The bloggers suggest that the Penn State scandal might lead to calls for imposing more legal duties to act in future similar situations. “For example, the high-profile accounting scandals at companies such as Enron and WorldCom spurred the passage of the Sarbanes-Oxley Act, which mandates that corporate attorneys report suspected securities violations to their superiors.”
SEC Discipline
At TheCorporateCounsel.net, Broc Romanek took note of the discipline of eight Securities and Exchange Commission workers over their failure to uncover Bernie Madoff’s Ponzi scheme. An outside law firm recommended termination for one person, but that individual just got a a pay cut and a 30-day unpaid suspension. The other seven received less severe penalties.

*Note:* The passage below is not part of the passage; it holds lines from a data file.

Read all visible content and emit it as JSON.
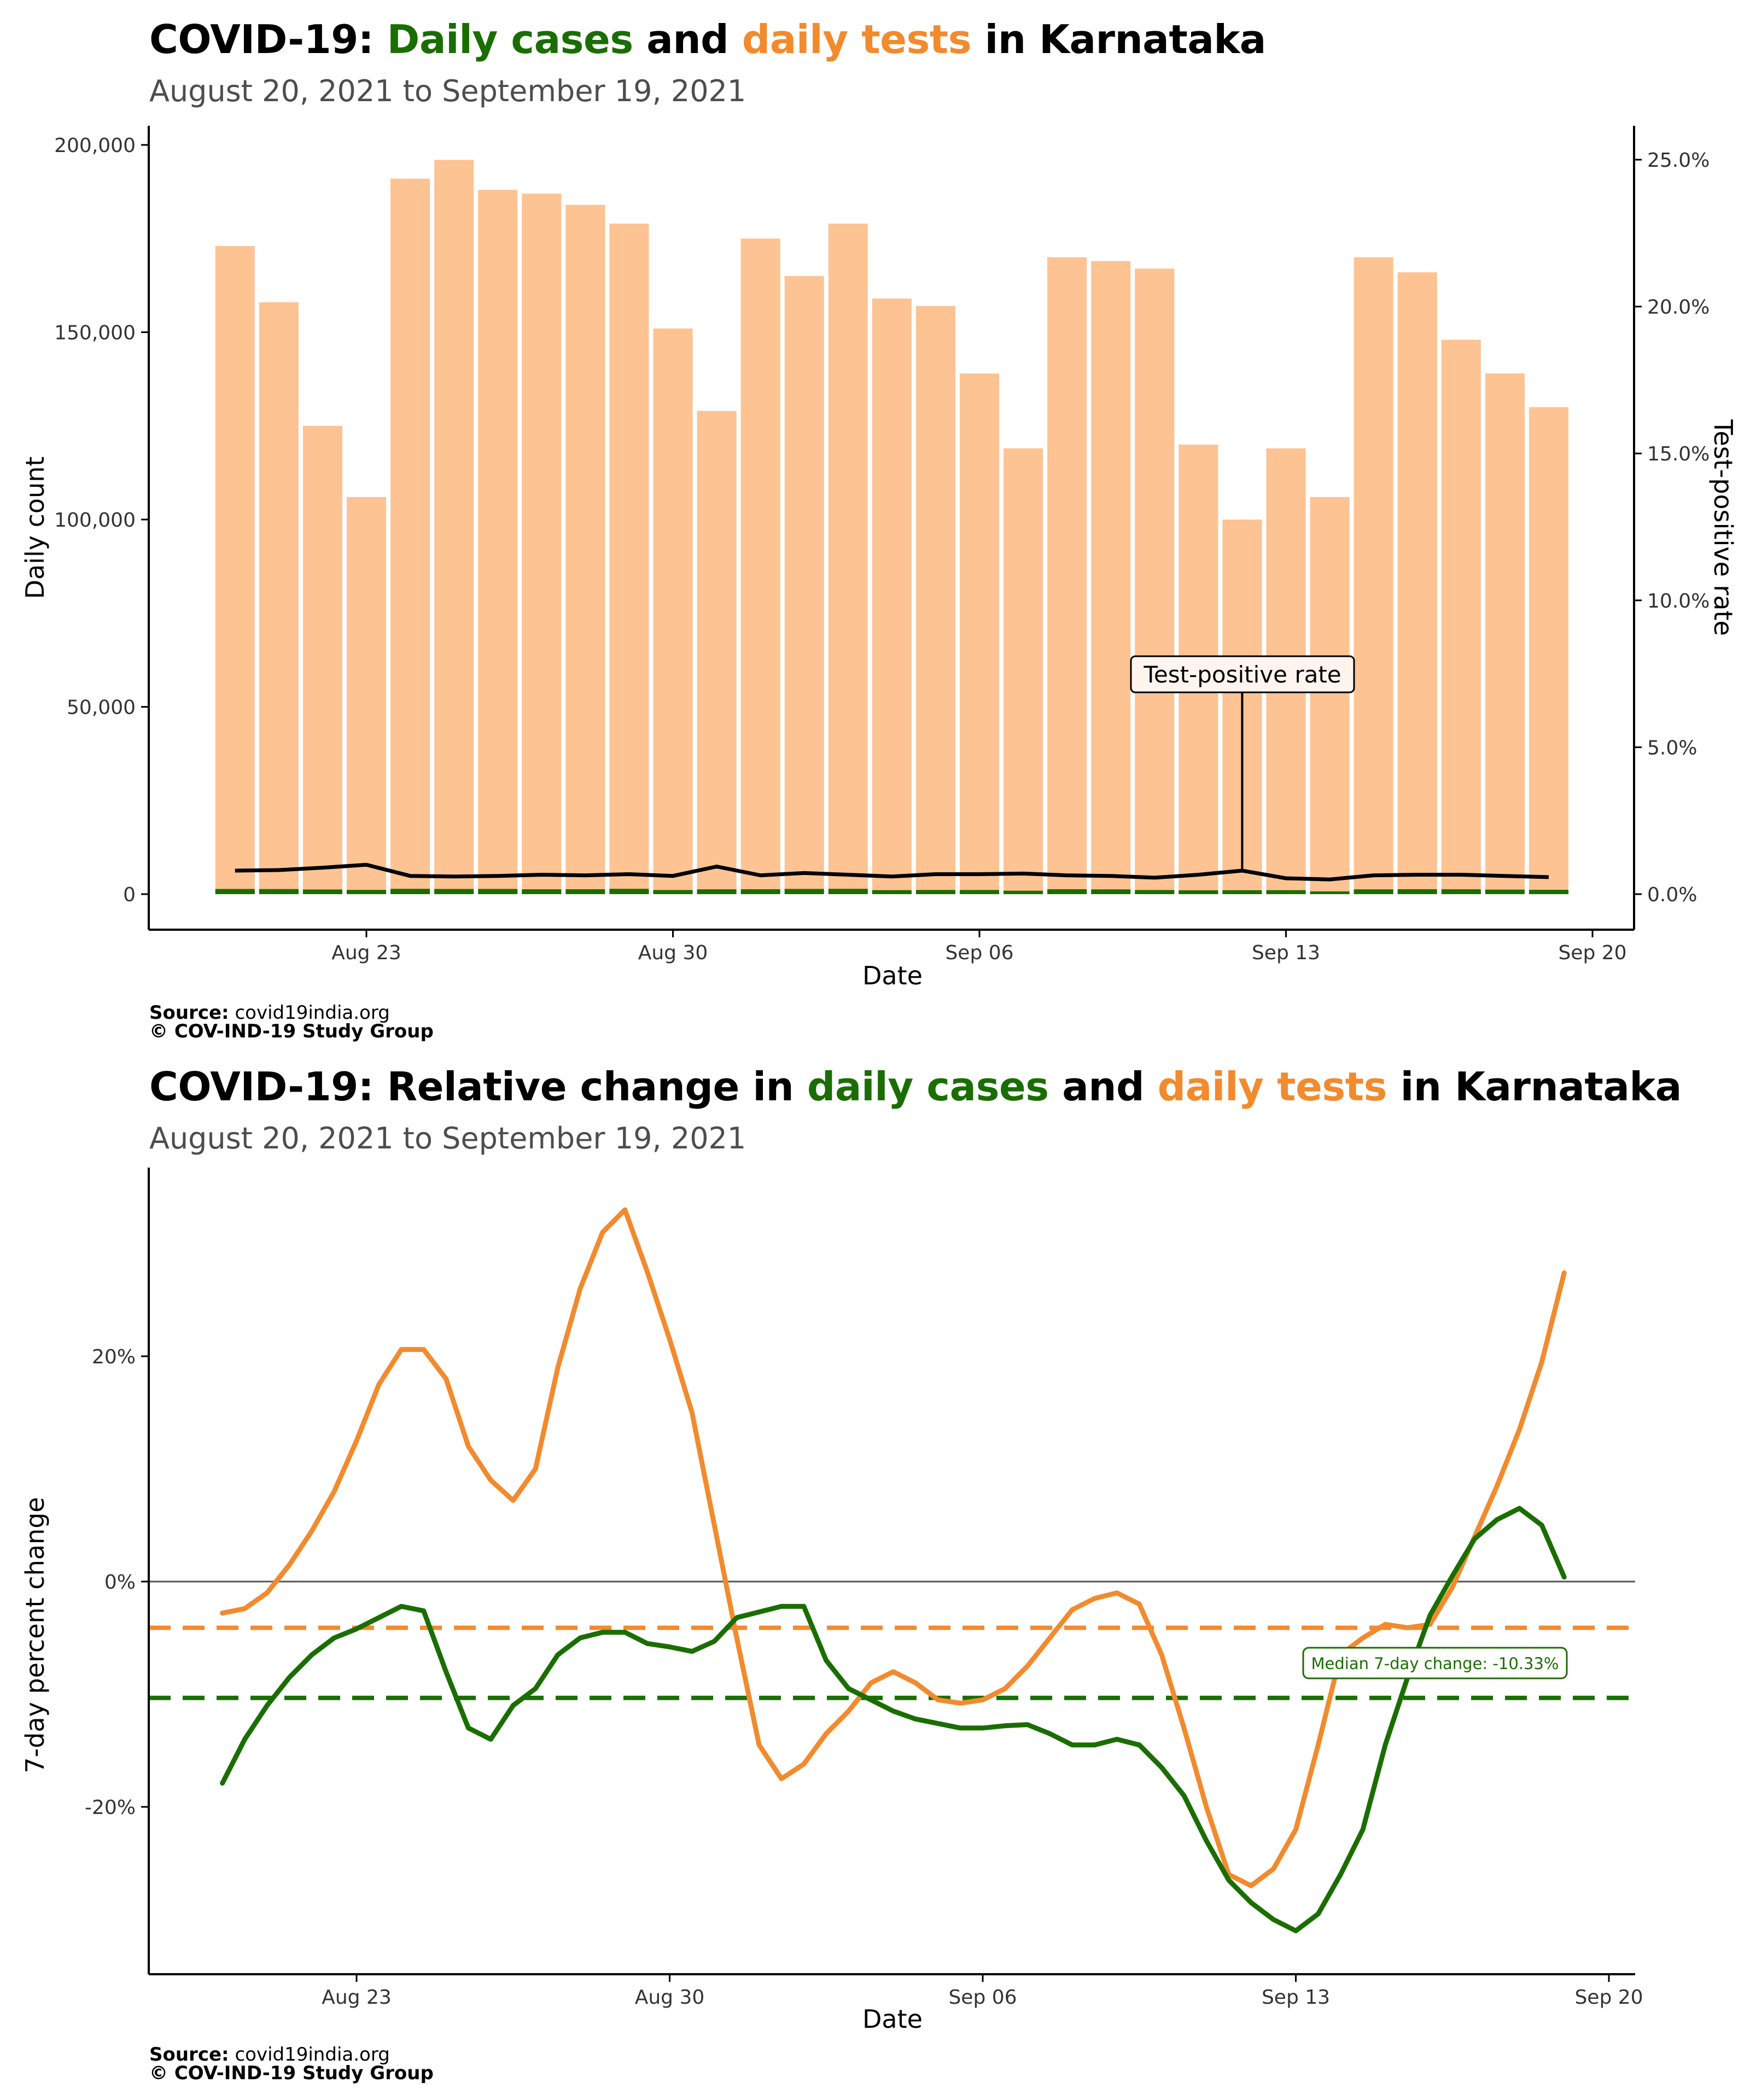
{
  "chart1": {
    "title": {
      "p1": "COVID-19: ",
      "p2": "Daily cases",
      "p3": " and ",
      "p4": "daily tests",
      "p5": " in Karnataka"
    },
    "subtitle": "August 20, 2021 to September 19, 2021",
    "source_label": "Source:",
    "source": "covid19india.org",
    "copyright": "© COV-IND-19 Study Group"
  },
  "chart2": {
    "title": {
      "p1": "COVID-19: Relative change in ",
      "p2": "daily cases",
      "p3": " and ",
      "p4": "daily tests",
      "p5": " in Karnataka"
    },
    "subtitle": "August 20, 2021 to September 19, 2021",
    "source_label": "Source:",
    "source": "covid19india.org",
    "copyright": "© COV-IND-19 Study Group"
  },
  "colors": {
    "cases": "#1a6e00",
    "tests": "#f28a2e",
    "tests_bar": "#fdc393",
    "tpr": "#000000"
  },
  "chart_data": [
    {
      "type": "bar",
      "xlabel": "Date",
      "ylabel": "Daily count",
      "y2label": "Test-positive rate",
      "annotation": "Test-positive rate",
      "annotation_date": "2021-09-12",
      "x_ticks": [
        {
          "label": "Aug 23",
          "date": "2021-08-23"
        },
        {
          "label": "Aug 30",
          "date": "2021-08-30"
        },
        {
          "label": "Sep 06",
          "date": "2021-09-06"
        },
        {
          "label": "Sep 13",
          "date": "2021-09-13"
        },
        {
          "label": "Sep 20",
          "date": "2021-09-20"
        }
      ],
      "y_ticks": [
        {
          "label": "0",
          "value": 0
        },
        {
          "label": "50,000",
          "value": 50000
        },
        {
          "label": "100,000",
          "value": 100000
        },
        {
          "label": "150,000",
          "value": 150000
        },
        {
          "label": "200,000",
          "value": 200000
        }
      ],
      "y2_ticks": [
        {
          "label": "0.0%",
          "value": 0
        },
        {
          "label": "5.0%",
          "value": 5
        },
        {
          "label": "10.0%",
          "value": 10
        },
        {
          "label": "15.0%",
          "value": 15
        },
        {
          "label": "20.0%",
          "value": 20
        },
        {
          "label": "25.0%",
          "value": 25
        }
      ],
      "ylim": [
        0,
        203000
      ],
      "y2lim": [
        0,
        25.4
      ],
      "dates": [
        "2021-08-20",
        "2021-08-21",
        "2021-08-22",
        "2021-08-23",
        "2021-08-24",
        "2021-08-25",
        "2021-08-26",
        "2021-08-27",
        "2021-08-28",
        "2021-08-29",
        "2021-08-30",
        "2021-08-31",
        "2021-09-01",
        "2021-09-02",
        "2021-09-03",
        "2021-09-04",
        "2021-09-05",
        "2021-09-06",
        "2021-09-07",
        "2021-09-08",
        "2021-09-09",
        "2021-09-10",
        "2021-09-11",
        "2021-09-12",
        "2021-09-13",
        "2021-09-14",
        "2021-09-15",
        "2021-09-16",
        "2021-09-17",
        "2021-09-18",
        "2021-09-19"
      ],
      "series": [
        {
          "name": "daily tests",
          "values": [
            173000,
            158000,
            125000,
            106000,
            191000,
            196000,
            188000,
            187000,
            184000,
            179000,
            151000,
            129000,
            175000,
            165000,
            179000,
            159000,
            157000,
            139000,
            119000,
            170000,
            169000,
            167000,
            120000,
            100000,
            119000,
            106000,
            170000,
            166000,
            148000,
            139000,
            130000
          ]
        },
        {
          "name": "daily cases",
          "values": [
            1380,
            1360,
            1250,
            1140,
            1420,
            1380,
            1390,
            1300,
            1310,
            1420,
            1100,
            1290,
            1310,
            1390,
            1420,
            1070,
            1120,
            1110,
            920,
            1320,
            1270,
            1100,
            1030,
            1050,
            1060,
            730,
            1280,
            1320,
            1300,
            1210,
            1160
          ]
        },
        {
          "name": "test-positive rate",
          "values": [
            0.8,
            0.82,
            0.9,
            1.0,
            0.62,
            0.6,
            0.62,
            0.66,
            0.64,
            0.68,
            0.62,
            0.94,
            0.64,
            0.72,
            0.66,
            0.6,
            0.68,
            0.68,
            0.7,
            0.64,
            0.62,
            0.56,
            0.66,
            0.8,
            0.54,
            0.5,
            0.64,
            0.66,
            0.66,
            0.62,
            0.58
          ]
        }
      ]
    },
    {
      "type": "line",
      "xlabel": "Date",
      "ylabel": "7-day percent change",
      "annotation": "Median 7-day change: -10.33%",
      "x_ticks": [
        {
          "label": "Aug 23",
          "date": "2021-08-23"
        },
        {
          "label": "Aug 30",
          "date": "2021-08-30"
        },
        {
          "label": "Sep 06",
          "date": "2021-09-06"
        },
        {
          "label": "Sep 13",
          "date": "2021-09-13"
        },
        {
          "label": "Sep 20",
          "date": "2021-09-20"
        }
      ],
      "y_ticks": [
        {
          "label": "-20%",
          "value": -20
        },
        {
          "label": "0%",
          "value": 0
        },
        {
          "label": "20%",
          "value": 20
        }
      ],
      "ylim": [
        -34.4,
        36.4
      ],
      "median_tests": -4.1,
      "median_cases": -10.33,
      "dates": [
        "2021-08-20",
        "2021-08-20.5",
        "2021-08-21",
        "2021-08-21.5",
        "2021-08-22",
        "2021-08-22.5",
        "2021-08-23",
        "2021-08-23.5",
        "2021-08-24",
        "2021-08-24.5",
        "2021-08-25",
        "2021-08-25.5",
        "2021-08-26",
        "2021-08-26.5",
        "2021-08-27",
        "2021-08-27.5",
        "2021-08-28",
        "2021-08-28.5",
        "2021-08-29",
        "2021-08-29.5",
        "2021-08-30",
        "2021-08-30.5",
        "2021-08-31",
        "2021-08-31.5",
        "2021-09-01",
        "2021-09-01.5",
        "2021-09-02",
        "2021-09-02.5",
        "2021-09-03",
        "2021-09-03.5",
        "2021-09-04",
        "2021-09-04.5",
        "2021-09-05",
        "2021-09-05.5",
        "2021-09-06",
        "2021-09-06.5",
        "2021-09-07",
        "2021-09-07.5",
        "2021-09-08",
        "2021-09-08.5",
        "2021-09-09",
        "2021-09-09.5",
        "2021-09-10",
        "2021-09-10.5",
        "2021-09-11",
        "2021-09-11.5",
        "2021-09-12",
        "2021-09-12.5",
        "2021-09-13",
        "2021-09-13.5",
        "2021-09-14",
        "2021-09-14.5",
        "2021-09-15",
        "2021-09-15.5",
        "2021-09-16",
        "2021-09-16.5",
        "2021-09-17",
        "2021-09-17.5",
        "2021-09-18",
        "2021-09-18.5",
        "2021-09-19"
      ],
      "series": [
        {
          "name": "daily tests",
          "values": [
            -2.8,
            -2.4,
            -1.0,
            1.5,
            4.5,
            8.0,
            12.5,
            17.5,
            20.6,
            20.6,
            18.0,
            12.0,
            9.0,
            7.2,
            10.0,
            19.0,
            26.0,
            31.0,
            33.0,
            27.5,
            21.5,
            15.0,
            5.0,
            -5.0,
            -14.5,
            -17.5,
            -16.2,
            -13.5,
            -11.5,
            -9.0,
            -8.0,
            -9.0,
            -10.5,
            -10.8,
            -10.5,
            -9.5,
            -7.5,
            -5.0,
            -2.5,
            -1.5,
            -1.0,
            -2.0,
            -6.5,
            -13.0,
            -20.0,
            -26.0,
            -27.0,
            -25.5,
            -22.0,
            -14.5,
            -6.5,
            -5.0,
            -3.8,
            -4.1,
            -3.8,
            -0.5,
            4.0,
            8.5,
            13.5,
            19.5,
            27.4
          ]
        },
        {
          "name": "daily cases",
          "values": [
            -17.9,
            -14.0,
            -11.0,
            -8.5,
            -6.5,
            -5.0,
            -4.2,
            -3.2,
            -2.2,
            -2.6,
            -8.0,
            -13.0,
            -14.0,
            -11.0,
            -9.5,
            -6.5,
            -5.0,
            -4.5,
            -4.5,
            -5.5,
            -5.8,
            -6.2,
            -5.3,
            -3.2,
            -2.7,
            -2.2,
            -2.2,
            -7.0,
            -9.5,
            -10.5,
            -11.5,
            -12.2,
            -12.6,
            -13.0,
            -13.0,
            -12.8,
            -12.7,
            -13.5,
            -14.5,
            -14.5,
            -14.0,
            -14.5,
            -16.5,
            -19.0,
            -23.0,
            -26.5,
            -28.5,
            -30.0,
            -31.0,
            -29.5,
            -26.0,
            -22.0,
            -14.5,
            -8.5,
            -3.0,
            0.5,
            3.8,
            5.5,
            6.5,
            5.0,
            0.4
          ]
        }
      ]
    }
  ]
}
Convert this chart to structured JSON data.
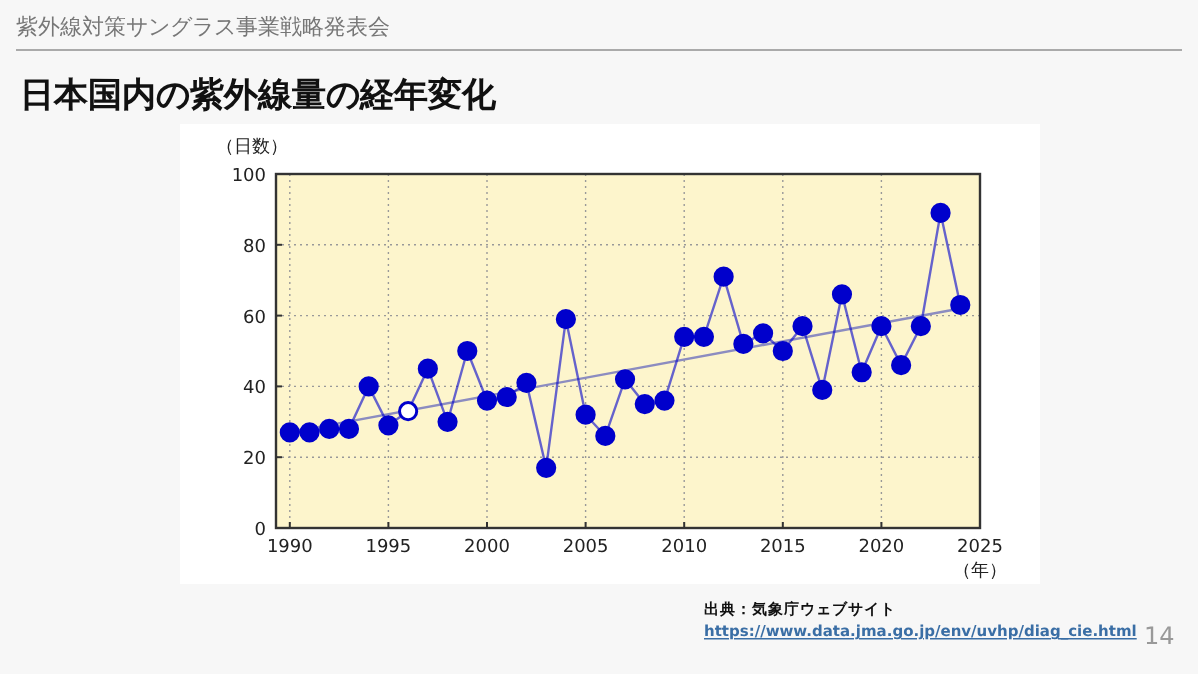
{
  "chart_data": {
    "type": "line",
    "title": "日本国内の紫外線量の経年変化",
    "xlabel": "（年）",
    "ylabel": "（日数）",
    "annotations": [
      "紫外線対策サングラス事業戦略発表会",
      "出典：気象庁ウェブサイト",
      "https://www.data.jma.go.jp/env/uvhp/diag_cie.html",
      "14"
    ],
    "x": [
      1990,
      1991,
      1992,
      1993,
      1994,
      1995,
      1996,
      1997,
      1998,
      1999,
      2000,
      2001,
      2002,
      2003,
      2004,
      2005,
      2006,
      2007,
      2008,
      2009,
      2010,
      2011,
      2012,
      2013,
      2014,
      2015,
      2016,
      2017,
      2018,
      2019,
      2020,
      2021,
      2022,
      2023,
      2024
    ],
    "series": [
      {
        "color": "#0000cc",
        "marker": "circle",
        "values": [
          27,
          27,
          28,
          28,
          40,
          29,
          33,
          45,
          30,
          50,
          36,
          37,
          41,
          17,
          59,
          32,
          26,
          42,
          35,
          36,
          54,
          54,
          71,
          52,
          55,
          50,
          57,
          39,
          66,
          44,
          57,
          46,
          57,
          89,
          63
        ],
        "colors": [
          "#0000cc",
          "#0000cc",
          "#0000cc",
          "#0000cc",
          "#0000cc",
          "#0000cc",
          "#ffffff",
          "#0000cc",
          "#0000cc",
          "#0000cc",
          "#0000cc",
          "#0000cc",
          "#0000cc",
          "#0000cc",
          "#0000cc",
          "#0000cc",
          "#0000cc",
          "#0000cc",
          "#0000cc",
          "#0000cc",
          "#0000cc",
          "#0000cc",
          "#0000cc",
          "#0000cc",
          "#0000cc",
          "#0000cc",
          "#0000cc",
          "#0000cc",
          "#0000cc",
          "#0000cc",
          "#0000cc",
          "#0000cc",
          "#0000cc",
          "#0000cc",
          "#0000cc"
        ]
      },
      {
        "color": "#8c8cc0",
        "marker": "none",
        "x": [
          1990,
          2024
        ],
        "values": [
          27,
          62
        ]
      }
    ],
    "xlim": [
      1989.3,
      2025
    ],
    "xticks": [
      1990,
      1995,
      2000,
      2005,
      2010,
      2015,
      2020,
      2025
    ],
    "ylim": [
      0,
      100
    ],
    "yticks": [
      0,
      20,
      40,
      60,
      80,
      100
    ],
    "grid": true,
    "line_style": "solid"
  }
}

While it perhaps seems like everyone got off lightly, Romanek noted that it’s rare for someone to get fired at a federal agency, and that he himself only ever saw a few firings during probationary periods during his two “tours of duty” at the SEC. “And even that was rare—maybe two cases in five years. We would always joke around about how hard it was to be fired in the government, primarily due to the liability risks involved. And I don’t remember any instances of discipline. So as minor as the actions described … seem to outsiders, it’s actually a big deal for those that work at the SEC.”